I’ve written about the depression on a number of occasions – in one post I wrote “I think we’re inclined to confuse depression with an emotional state – I certainly used to, and there’s a voice at the back of my head which still tells me that it is, with the corollary that ‘you can and should control your emotions’. Actually, depression isn’t controllable like that. You can’t ‘think your way out of it’; it isn’t a matter of controlling the impulse to look on the black side of everything. No, I think depression isn’t an emotion, it’s where emotions go to die.” The thing is, people in the grip of really deep depression don’t – can’t – feel emotions (or at least positive ones). For several years prior to 2013, if I attempted to consult my emotions (“What do I feel about this?”) the only answer which came back is “It’s all WRONG”.

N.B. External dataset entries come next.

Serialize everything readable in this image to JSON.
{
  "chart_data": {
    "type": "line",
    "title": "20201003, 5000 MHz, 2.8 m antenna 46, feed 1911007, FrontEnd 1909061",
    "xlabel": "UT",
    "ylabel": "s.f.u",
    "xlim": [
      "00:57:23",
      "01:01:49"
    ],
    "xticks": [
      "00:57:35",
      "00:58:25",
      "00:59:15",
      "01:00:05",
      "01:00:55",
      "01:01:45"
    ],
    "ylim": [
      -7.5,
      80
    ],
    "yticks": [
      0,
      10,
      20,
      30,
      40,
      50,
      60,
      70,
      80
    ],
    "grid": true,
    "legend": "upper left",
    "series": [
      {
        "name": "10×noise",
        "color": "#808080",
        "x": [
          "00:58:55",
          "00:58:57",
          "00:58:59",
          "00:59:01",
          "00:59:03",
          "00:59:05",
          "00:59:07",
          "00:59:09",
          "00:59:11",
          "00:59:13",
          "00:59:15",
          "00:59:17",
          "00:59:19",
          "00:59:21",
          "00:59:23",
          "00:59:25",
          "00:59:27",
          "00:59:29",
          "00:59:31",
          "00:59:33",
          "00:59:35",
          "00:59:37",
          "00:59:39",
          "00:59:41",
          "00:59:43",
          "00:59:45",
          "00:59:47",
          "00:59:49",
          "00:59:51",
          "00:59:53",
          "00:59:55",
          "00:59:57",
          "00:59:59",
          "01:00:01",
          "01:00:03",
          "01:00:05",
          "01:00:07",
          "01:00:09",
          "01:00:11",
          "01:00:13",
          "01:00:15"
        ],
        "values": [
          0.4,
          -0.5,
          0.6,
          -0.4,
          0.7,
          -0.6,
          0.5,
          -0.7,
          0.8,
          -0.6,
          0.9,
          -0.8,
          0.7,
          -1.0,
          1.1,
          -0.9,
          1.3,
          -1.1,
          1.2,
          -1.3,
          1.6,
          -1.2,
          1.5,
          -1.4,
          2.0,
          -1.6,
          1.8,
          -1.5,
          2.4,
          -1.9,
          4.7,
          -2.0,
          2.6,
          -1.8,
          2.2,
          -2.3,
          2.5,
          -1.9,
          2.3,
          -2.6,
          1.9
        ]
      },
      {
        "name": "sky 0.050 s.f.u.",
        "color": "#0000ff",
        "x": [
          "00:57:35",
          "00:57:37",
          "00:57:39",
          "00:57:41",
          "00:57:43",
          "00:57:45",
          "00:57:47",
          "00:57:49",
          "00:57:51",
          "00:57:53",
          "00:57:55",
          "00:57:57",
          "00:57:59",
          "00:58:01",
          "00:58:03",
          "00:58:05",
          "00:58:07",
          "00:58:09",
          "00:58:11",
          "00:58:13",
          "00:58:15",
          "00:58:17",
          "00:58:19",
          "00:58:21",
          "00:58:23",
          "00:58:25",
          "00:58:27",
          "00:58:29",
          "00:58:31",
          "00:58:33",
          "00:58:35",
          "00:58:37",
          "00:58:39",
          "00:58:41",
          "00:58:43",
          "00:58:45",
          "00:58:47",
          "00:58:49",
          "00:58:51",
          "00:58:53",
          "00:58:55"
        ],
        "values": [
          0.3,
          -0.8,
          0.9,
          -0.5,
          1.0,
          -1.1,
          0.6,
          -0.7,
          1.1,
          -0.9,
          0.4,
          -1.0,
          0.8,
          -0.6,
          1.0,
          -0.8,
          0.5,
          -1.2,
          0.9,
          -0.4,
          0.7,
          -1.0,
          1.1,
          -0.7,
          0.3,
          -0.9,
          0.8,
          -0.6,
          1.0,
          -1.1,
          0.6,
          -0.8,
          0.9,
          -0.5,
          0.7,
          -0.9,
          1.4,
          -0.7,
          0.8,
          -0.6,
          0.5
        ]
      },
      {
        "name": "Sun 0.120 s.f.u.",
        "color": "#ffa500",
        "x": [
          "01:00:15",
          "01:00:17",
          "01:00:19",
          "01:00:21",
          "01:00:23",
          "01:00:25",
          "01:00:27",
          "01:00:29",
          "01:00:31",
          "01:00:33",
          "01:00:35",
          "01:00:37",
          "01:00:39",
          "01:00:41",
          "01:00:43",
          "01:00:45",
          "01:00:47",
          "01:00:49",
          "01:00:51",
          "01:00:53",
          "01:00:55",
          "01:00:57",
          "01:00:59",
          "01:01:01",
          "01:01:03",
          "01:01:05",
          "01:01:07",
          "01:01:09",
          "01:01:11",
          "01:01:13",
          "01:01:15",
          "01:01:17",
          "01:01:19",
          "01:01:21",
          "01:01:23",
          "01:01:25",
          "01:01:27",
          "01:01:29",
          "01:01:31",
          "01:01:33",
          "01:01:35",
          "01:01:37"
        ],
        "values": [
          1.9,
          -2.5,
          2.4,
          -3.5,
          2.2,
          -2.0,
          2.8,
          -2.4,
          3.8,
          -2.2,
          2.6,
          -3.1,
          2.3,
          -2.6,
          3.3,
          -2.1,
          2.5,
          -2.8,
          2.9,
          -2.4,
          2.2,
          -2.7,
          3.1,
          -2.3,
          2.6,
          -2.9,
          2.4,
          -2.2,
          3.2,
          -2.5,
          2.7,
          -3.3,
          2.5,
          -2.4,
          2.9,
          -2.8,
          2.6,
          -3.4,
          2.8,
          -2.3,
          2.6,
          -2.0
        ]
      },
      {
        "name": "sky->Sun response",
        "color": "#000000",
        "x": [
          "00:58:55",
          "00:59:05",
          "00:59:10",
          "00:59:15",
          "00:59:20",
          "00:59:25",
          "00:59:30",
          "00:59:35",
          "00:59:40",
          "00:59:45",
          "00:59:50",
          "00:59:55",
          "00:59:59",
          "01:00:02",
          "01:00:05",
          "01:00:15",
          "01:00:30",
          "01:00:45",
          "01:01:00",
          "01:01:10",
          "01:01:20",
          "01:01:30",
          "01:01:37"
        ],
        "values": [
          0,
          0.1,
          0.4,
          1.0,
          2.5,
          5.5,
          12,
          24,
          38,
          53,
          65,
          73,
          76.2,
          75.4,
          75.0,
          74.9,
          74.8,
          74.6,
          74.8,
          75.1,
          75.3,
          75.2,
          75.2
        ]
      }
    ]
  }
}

That post was written after the depression lifted somewhat – I probably couldn’t have written it during the depths of the thing itself.

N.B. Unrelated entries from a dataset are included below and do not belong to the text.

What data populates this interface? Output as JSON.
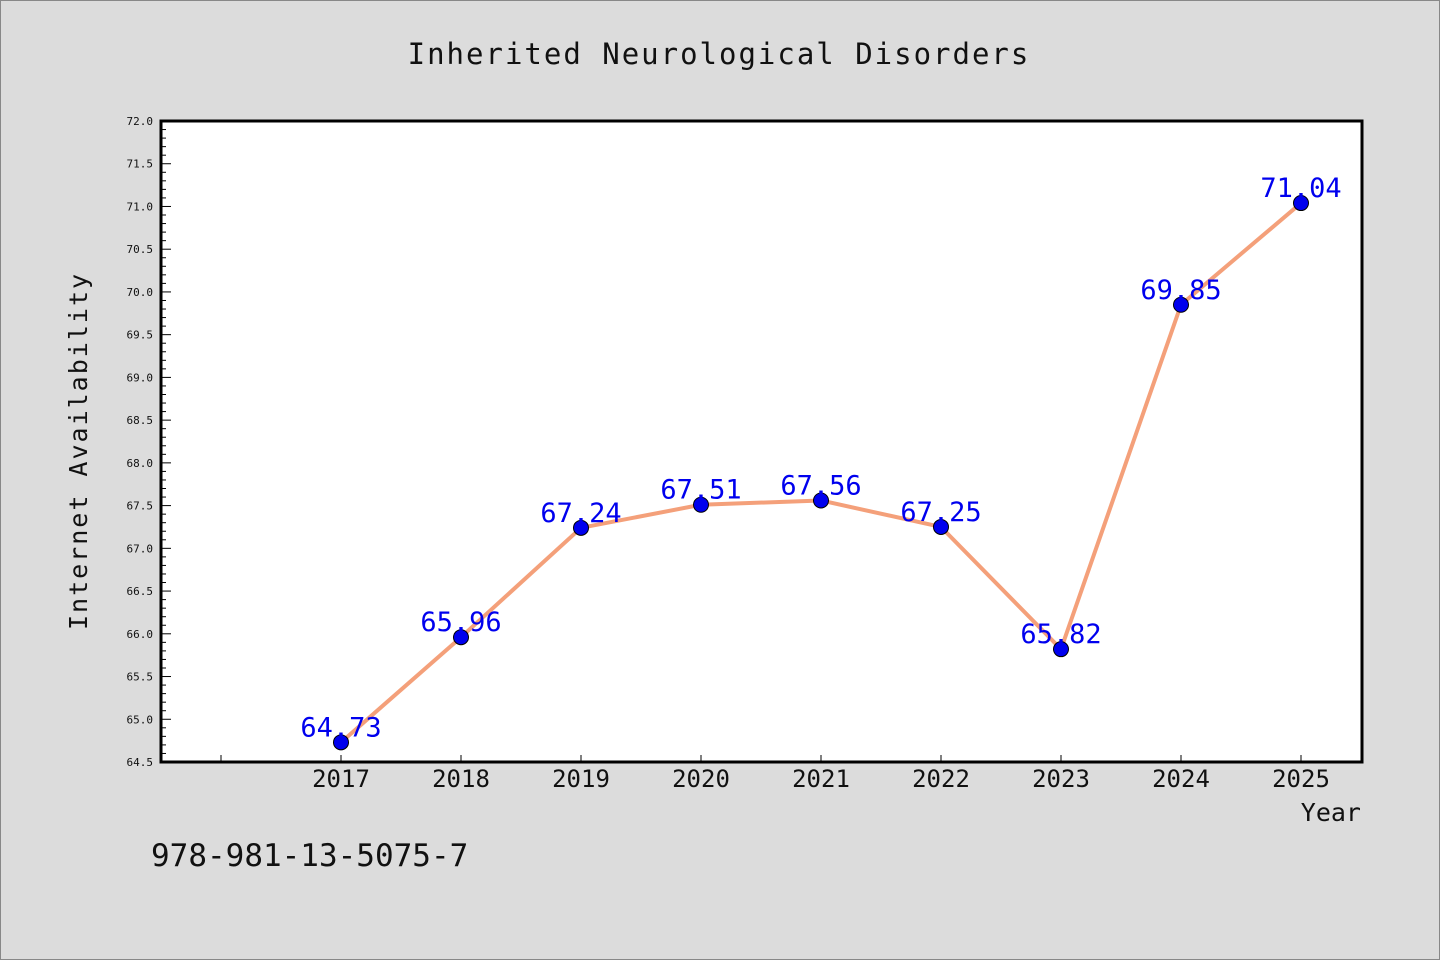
{
  "chart_data": {
    "type": "line",
    "title": "Inherited Neurological Disorders",
    "xlabel": "Year",
    "ylabel": "Internet Availability",
    "categories": [
      "2017",
      "2018",
      "2019",
      "2020",
      "2021",
      "2022",
      "2023",
      "2024",
      "2025"
    ],
    "series": [
      {
        "values": [
          64.73,
          65.96,
          67.24,
          67.51,
          67.56,
          67.25,
          65.82,
          69.85,
          71.04
        ],
        "data_labels": [
          "64.73",
          "65.96",
          "67.24",
          "67.51",
          "67.56",
          "67.25",
          "65.82",
          "69.85",
          "71.04"
        ]
      }
    ],
    "ylim": [
      64.5,
      72.0
    ],
    "yticks": [
      "64.5",
      "65.0",
      "65.5",
      "66.0",
      "66.5",
      "67.0",
      "67.5",
      "68.0",
      "68.5",
      "69.0",
      "69.5",
      "70.0",
      "70.5",
      "71.0",
      "71.5",
      "72.0"
    ],
    "grid": false,
    "legend": "none",
    "line_color": "#f4a07a",
    "marker_color": "#0000ee",
    "label_color": "#0000ee",
    "background_color": "#dcdcdc",
    "plot_background_color": "#ffffff"
  },
  "footer": {
    "isbn": "978-981-13-5075-7"
  }
}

Another piece I wrote talked about the phrase “My God, my God, why have you forsaken me?” which appears in Matthew 27:46 and Mark 15:34. At the bottom of depression, that cry of apparent despair spoke to me as God incarnate knowing what it was like to be desperate (de- meaning without, and spero meaning “to hope” – so desperation and despair are both forms of hoplessness).  Not only was there no hope, there was no love, affection, happiness or any of those emotions, and therefore there was no way to choose one option over another – I was unable to summon the emotion “I would prefer this to that”, whether it was a choice in a Chinese takeaway (after about half an hour gazing blankly at the huge menu, I effectively flipped a coin) or whether to walk under a bus. And, of course, I had lost the sense of the presence of God (the foresakenness), because faith without emotion can’t exist – indeed, faith as in the original scriptural sense is best rendered as “love and trust”, and both those have at least an element of emotion.

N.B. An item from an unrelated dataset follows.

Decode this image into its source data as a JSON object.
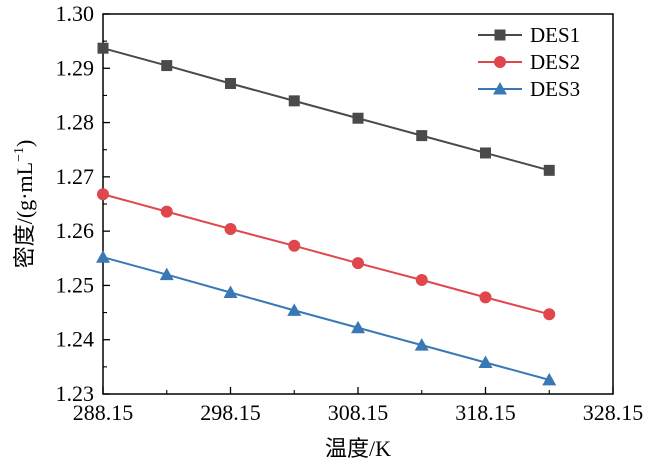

I not infrequently would recite to  myself “be still, and know that I am with you”, which is actually a slight mangling of “be still, and know that I am God” (Psalm 46:10) – but surely, to know that He is God demands that he is with you? Jesus, of course, represents the epitome of “God with us”. That, and other, generally more authentic,  biblical phrases were the key to surviving the depression. I had no way of making choices between options on the basis of my own preference, but I had rules, many of them Biblical ones, and reassurances that, even if I could not experience that presence, God was still with me.

Indeed, if we go back to Jesus’ cry on the cross, it is actually the first line of Psalm 22, and one can suspect that in the mostly oral culture of first century Israel, many listeners would have recalled the rest of the psalm. Yes, it goes on to say “I am poured out like water,  and all my bones are out of joint. My heart has turned to wax;  it has melted within me.  My mouth is dried up like a potsherd,  and my tongue sticks to the roof of my mouth;  you lay me in the dust of death.” as well as the better known “a company of evildoers encircle me; they have pierced my hands and feet”, which still conveys extreme emotional distress (or, in my words, “It’s all WRONG”…

…but it goes on to affirm that God is near “But thou, O Lord, be not far off” and “For he has not despised or scorned the suffering of the afflicted one; he has not hidden his face from him but has listened to his cry for help.” I see there an echo of what I was doing for several years – the situation seemed hopeless, I could not summon hope, but I could summon an ultimately hopeful scripture.

In fact, the scripture I made most use of was the next psalm in the book, probably the best known of them all. “Yea, though I walk through the valley of the shadow of death, yet will I fear no evil, for thou art with me; thy rod and thy staff they comfort me”. Is “the valley of the shadow of death” exaggeration? No, because depression is definitely a life-threatening illness; many depressives eventually kill themselves, and my other regular refrain was “just for today I will not kill myself”.

And, if you insert “gospel” for “rod” and “psalm” for staff, they did comfort me – I am still here to write this, and give thanks for that fact.